This invention relates to a fluid pumping system and, more particularly, to a fluid pumping system adapted for use with a natural gas dehydrating system of the type employed at a gas well head to remove water from a well stream composed of a mixture of gas, oil and water.
Examples of such gas dehydrating systems are disclosed in U.S. Pat. Nos. 3,094,574; 3,288,448; and 3,541,763; the disclosures of which are specifically incorporated herein by reference. In general, such systems comprise a separator means for receiving the gas-oil-water mixture from the well head and separating the oil and water liquids from "wet" (water vapor laden) gas; and a water absorber means, which employs a liquid dehydrating agent such as glycol, for removing the water vapor from the wet gas and producing "dry" gas suitable for commercial usage. The glycol is continuously supplied to the absorber means in a "dry" low water vapor pressure condition and is removed from the absorber means in a "wet" high water vapor pressure condition. The wet glycol is continuously removed from the absorber means and circulated through a treater means such as a reboiler means for removing the absorbed water from the glycol to provide a new supply of dry glycol. The glycol reboiler means usually comprises a still column associated with a gas burner for heating the wet glycol to produce hot dry glycol by removing the absorbed water and any entrained gas by vaporization. The hot dry glycol passes through a heat exchanger, where the hot glycol is cooled and the incoming wet glycol is heated, to a dry glycol storage tank. A glycol passage means is provided to enable passage of wet glycol from the absorber means to the reboiler means and to pump dry glycol from the storage tank to the absorber means. In most cases, the absorber means operates at a relatively high pressure (usually 50 psig to 2000 psig) while the reboiler means which removes the absorbed constituent from the wet glycol operates at a relatively low pressure, e.g., atmospheric pressure. The circulation rate of glycol required to achieve dehydration is a function of the natural gas flow rate, temperature and pressure. Since the dehydrating systems are continuously operated at a well site without continuous monitoring by operating personnel, reliable continuous operation of the glycol pump is of critical importance. In addition, it is highly desirable to use energy sources available at the well site for operation of the pump with maximum efficiency and minimum energy loss.

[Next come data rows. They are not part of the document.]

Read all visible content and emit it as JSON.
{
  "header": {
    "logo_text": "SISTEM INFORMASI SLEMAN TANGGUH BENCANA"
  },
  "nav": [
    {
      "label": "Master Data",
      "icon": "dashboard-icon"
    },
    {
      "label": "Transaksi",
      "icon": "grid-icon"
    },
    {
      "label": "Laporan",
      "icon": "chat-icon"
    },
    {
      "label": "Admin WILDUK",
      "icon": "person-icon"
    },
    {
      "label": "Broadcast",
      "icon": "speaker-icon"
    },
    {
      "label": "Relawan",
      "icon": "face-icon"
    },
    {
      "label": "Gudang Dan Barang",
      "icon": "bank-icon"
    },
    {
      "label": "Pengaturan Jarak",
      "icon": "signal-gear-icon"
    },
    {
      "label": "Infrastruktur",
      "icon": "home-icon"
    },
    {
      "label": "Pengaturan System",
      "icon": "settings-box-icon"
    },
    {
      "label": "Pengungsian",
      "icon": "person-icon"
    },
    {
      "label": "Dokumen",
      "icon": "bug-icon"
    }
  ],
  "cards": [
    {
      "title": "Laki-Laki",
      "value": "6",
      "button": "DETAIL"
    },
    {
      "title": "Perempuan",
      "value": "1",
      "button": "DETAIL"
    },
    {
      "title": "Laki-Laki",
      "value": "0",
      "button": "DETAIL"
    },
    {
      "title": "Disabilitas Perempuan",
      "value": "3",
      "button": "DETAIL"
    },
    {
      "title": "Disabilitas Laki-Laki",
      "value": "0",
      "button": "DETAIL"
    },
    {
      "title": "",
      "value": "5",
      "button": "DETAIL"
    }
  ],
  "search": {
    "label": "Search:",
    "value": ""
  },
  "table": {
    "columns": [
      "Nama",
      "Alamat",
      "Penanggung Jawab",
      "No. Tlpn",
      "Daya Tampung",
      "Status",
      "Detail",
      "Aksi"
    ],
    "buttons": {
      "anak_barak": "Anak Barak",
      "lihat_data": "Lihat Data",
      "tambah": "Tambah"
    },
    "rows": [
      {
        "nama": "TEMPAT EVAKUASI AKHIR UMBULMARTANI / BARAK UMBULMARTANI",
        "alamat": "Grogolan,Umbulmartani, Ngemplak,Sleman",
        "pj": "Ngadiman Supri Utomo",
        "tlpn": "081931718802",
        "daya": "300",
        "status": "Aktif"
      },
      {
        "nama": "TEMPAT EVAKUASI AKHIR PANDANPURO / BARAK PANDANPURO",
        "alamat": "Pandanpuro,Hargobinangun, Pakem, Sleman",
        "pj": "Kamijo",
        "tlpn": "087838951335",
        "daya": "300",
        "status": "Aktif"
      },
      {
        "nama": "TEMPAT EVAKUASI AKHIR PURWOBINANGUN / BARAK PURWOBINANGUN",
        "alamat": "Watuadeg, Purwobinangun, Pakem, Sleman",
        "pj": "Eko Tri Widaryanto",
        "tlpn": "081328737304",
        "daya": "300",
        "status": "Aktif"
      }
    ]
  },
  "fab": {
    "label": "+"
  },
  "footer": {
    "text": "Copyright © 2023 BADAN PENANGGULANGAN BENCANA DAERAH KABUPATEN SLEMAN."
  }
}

The present invention provides a new improved glycol pumping system which is operated by an available energy source other than the saleable dry natural gas at the well head; which may be operated at relatively low speeds and pressures without stalling; and which is automatically continuously operable under a wide range of operating conditions.
Prior art glycol pumping devices are described in Kimmel, U.S. Pat. No. 2,990,910; Gerlach et al., U.S. Pat. No. 4,431,433; and Gerlach et al., U.S. Pat. No. 4,402,652 which are hereby incorporated by refernece for all that is contained therein.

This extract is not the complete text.